Seperti biasa, waktu tak akan pernah berhenti. Ia akan terus berputar, menggantikan hari demi hari, dan menunjukkan semua sisi buruknya. Hari ini, Khaila sudah kembali ke pondok pesantren Nurul Sya' Ban. Dengan hati yang sedikit tak rela ia harus kembali ke sini. Bukan. Bukan soal harus bertemu dengan pemuda itu, tapi ia harus berpisah kembali dengan Sang Ibunda dan Sang Ayahanda.

"Kak, Kak Diah baik-baik aja, kan?" Syena benar-benar merasa khawatir dengan gadis ini. Bagaimana tidak khawatir, sejak pagi Khaila sama sekali terlihat tidak bersemangat. Jadi, wajar saja bukan, jika ia harus mengkhawatirkan Khaila? Lalu, bagaimana dengan Syefa? Pagi ini, Syefa memang sudah tidak ada di asramanya, dan entah apa yang gadis itu tengah lakukan saat ini di tempat yang tidak diketahui oleh mereka.

"Hm ...." Tak ada jawaban yang lain selain dari itu.

"Kak, Kakak teh kenapa? Sejak tadi aku nanya, tapi Kakak selalu jawab, 'hm'. Kenapa sih, Kak?" kesal Syena.

"Astaghfirullah! Na, ini jam berapa?" tanya Khaila yang seketika mengalihkan pembicaraan mereka.

"Udah jam sepuluh lewat lima belas," jawabnya dengan kesal.

"Ha? Astaghfirullah!" Khaila bangkit dari duduknya, lalu berlalu begitu saja dari hadapan Syena.

"Eh, Kak Diah mau ke mana?" tanya Syena seraya sedikit berteriak kepada kakak tingkatnya itu.

"Ada urusan," jawabnya yang terus berjalan dengan sedikit tergesa-gesa.
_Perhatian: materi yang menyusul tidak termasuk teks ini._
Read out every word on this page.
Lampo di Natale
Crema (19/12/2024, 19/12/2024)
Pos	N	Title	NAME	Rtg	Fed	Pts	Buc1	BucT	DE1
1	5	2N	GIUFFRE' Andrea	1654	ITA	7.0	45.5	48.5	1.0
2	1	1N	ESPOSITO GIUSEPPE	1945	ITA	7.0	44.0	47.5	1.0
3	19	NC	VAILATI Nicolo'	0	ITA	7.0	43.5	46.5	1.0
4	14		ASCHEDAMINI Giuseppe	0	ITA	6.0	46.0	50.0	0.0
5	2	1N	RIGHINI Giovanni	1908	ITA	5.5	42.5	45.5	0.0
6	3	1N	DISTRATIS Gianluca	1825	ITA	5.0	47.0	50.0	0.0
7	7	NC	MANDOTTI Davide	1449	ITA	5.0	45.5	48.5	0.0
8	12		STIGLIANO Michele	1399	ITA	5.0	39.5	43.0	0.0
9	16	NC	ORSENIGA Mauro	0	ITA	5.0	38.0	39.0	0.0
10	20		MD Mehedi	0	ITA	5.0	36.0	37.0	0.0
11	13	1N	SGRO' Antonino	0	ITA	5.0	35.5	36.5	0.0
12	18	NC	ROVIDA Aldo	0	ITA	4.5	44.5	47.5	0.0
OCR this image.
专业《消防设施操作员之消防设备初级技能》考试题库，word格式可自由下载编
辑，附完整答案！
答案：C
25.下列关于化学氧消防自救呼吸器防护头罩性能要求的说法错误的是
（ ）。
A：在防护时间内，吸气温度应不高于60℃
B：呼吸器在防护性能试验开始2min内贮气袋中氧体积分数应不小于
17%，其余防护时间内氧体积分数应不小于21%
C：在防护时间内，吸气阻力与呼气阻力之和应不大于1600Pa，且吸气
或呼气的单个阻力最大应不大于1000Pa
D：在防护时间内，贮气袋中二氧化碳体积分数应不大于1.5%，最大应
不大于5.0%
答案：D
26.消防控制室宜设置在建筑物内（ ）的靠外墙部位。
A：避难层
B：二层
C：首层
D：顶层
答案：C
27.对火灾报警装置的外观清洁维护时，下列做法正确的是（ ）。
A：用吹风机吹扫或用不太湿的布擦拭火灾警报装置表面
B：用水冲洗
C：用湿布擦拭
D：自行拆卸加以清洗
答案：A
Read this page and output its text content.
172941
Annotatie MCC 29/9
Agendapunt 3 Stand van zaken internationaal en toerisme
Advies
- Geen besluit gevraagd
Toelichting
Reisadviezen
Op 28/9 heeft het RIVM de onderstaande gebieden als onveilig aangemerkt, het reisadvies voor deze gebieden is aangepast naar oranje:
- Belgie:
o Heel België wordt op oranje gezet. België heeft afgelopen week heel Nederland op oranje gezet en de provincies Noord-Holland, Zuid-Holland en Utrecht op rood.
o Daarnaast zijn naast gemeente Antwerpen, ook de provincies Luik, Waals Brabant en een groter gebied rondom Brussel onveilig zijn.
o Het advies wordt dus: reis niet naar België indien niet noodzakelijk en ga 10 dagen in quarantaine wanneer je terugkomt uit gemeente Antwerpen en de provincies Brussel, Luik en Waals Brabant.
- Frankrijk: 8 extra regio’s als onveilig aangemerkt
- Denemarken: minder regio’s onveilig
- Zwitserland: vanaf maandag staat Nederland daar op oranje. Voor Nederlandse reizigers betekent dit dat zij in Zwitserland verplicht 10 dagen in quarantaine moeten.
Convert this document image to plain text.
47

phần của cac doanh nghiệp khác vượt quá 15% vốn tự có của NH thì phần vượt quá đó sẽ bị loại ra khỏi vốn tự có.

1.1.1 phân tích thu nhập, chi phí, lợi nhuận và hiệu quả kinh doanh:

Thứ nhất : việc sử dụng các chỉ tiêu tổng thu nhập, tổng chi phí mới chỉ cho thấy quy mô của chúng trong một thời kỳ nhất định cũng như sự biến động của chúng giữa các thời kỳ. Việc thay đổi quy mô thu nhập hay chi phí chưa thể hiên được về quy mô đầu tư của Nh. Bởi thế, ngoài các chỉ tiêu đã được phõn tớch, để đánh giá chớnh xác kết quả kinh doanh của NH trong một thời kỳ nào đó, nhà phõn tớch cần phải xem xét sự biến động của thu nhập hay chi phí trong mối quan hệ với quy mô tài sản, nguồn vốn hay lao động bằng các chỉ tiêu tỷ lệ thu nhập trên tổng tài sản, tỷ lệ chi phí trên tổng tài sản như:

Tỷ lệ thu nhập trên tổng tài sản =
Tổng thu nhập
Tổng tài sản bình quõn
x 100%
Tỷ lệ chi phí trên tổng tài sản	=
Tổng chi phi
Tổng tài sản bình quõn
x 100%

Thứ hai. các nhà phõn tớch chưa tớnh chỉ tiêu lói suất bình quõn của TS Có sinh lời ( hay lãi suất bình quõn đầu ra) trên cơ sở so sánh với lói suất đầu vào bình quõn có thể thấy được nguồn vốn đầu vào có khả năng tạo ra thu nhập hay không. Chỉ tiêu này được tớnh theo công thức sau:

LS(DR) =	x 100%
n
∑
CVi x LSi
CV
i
Entah apa yang mengejarnya, namun Khaila memang terlihat seperti terburu-buru, seperti takut untuk kehilangan sesuatu. Ia terus berjalan terburu-buru, hingga akhirnya sampai di gerbang pembatas antara wilayah santriwan dan santriwati. Dengan sedikit clingak-clinguk ke kiri dan kanan, guna memastikan keadaan sekitarnya, Khaila pun semakin mendekati gerbang itu.

"Akhirnya, lo datang juga ke sini."

"Saya ke sini bukan karena kamu, tapi saya ke sini karena ingin meminta bantuanmu."

"Bantuan? Lo yakin, mau minta bantuan sama gue?"

"Ayub, saya cuma minta bantuan, gak lebih. Paham?" ujarnya dengan sedikit kesal.

"Ha ... Lo mau gue bantu, kan? Berarti lo harus jadi pacar gue," ucap santriwan itu dengan sekenanya saja. Namanya adalah Ayubi Al Ansari, santriwan yang selalu mengusik hidup Khaila tiada habisnya. Dan tentunya hal itu sangat membuat Khaila kesal, bahkan hampir saja tangannya ingin terangkat dan mengepal ke udara.

"Ga-"

"Ekhem." Sontak kedua santri itu langsung menolehkan kepalanya pada sumber suara.

"Fahri?"

"Gus?"

Mereka berdua pun terpelonjak kaget dan ternganga tidak percaya.

"Sedang apa kalian di sini? Kalian tau, apa yang kalian lakukan ini sudah melanggar aturan pondok ini?" ucap Fahri dengan nada suara tegasnya, yang mampu menambah kesan berwibawanya sosok Fahri Sutan Sati.

"Ta-tapi Gus, sa-saya tidak ngelakuin apapun," elak Ayub dengan wajah yang mulai ketakutan.

"I-i-"

"Tidak ngelakuin apapun? Lalu, mengapa kalian di sini?" Lagi-lagi, suara begitu tegas, membuat nyali kedua santri itu semakin menciut.

"A-anu Gus," jawab Ayub yang terus berusaha mencari alasan.

"Anu apa?"

"Maaf, Diah, gue terpaksa harus menyalahkan lo," ucapnya membatin.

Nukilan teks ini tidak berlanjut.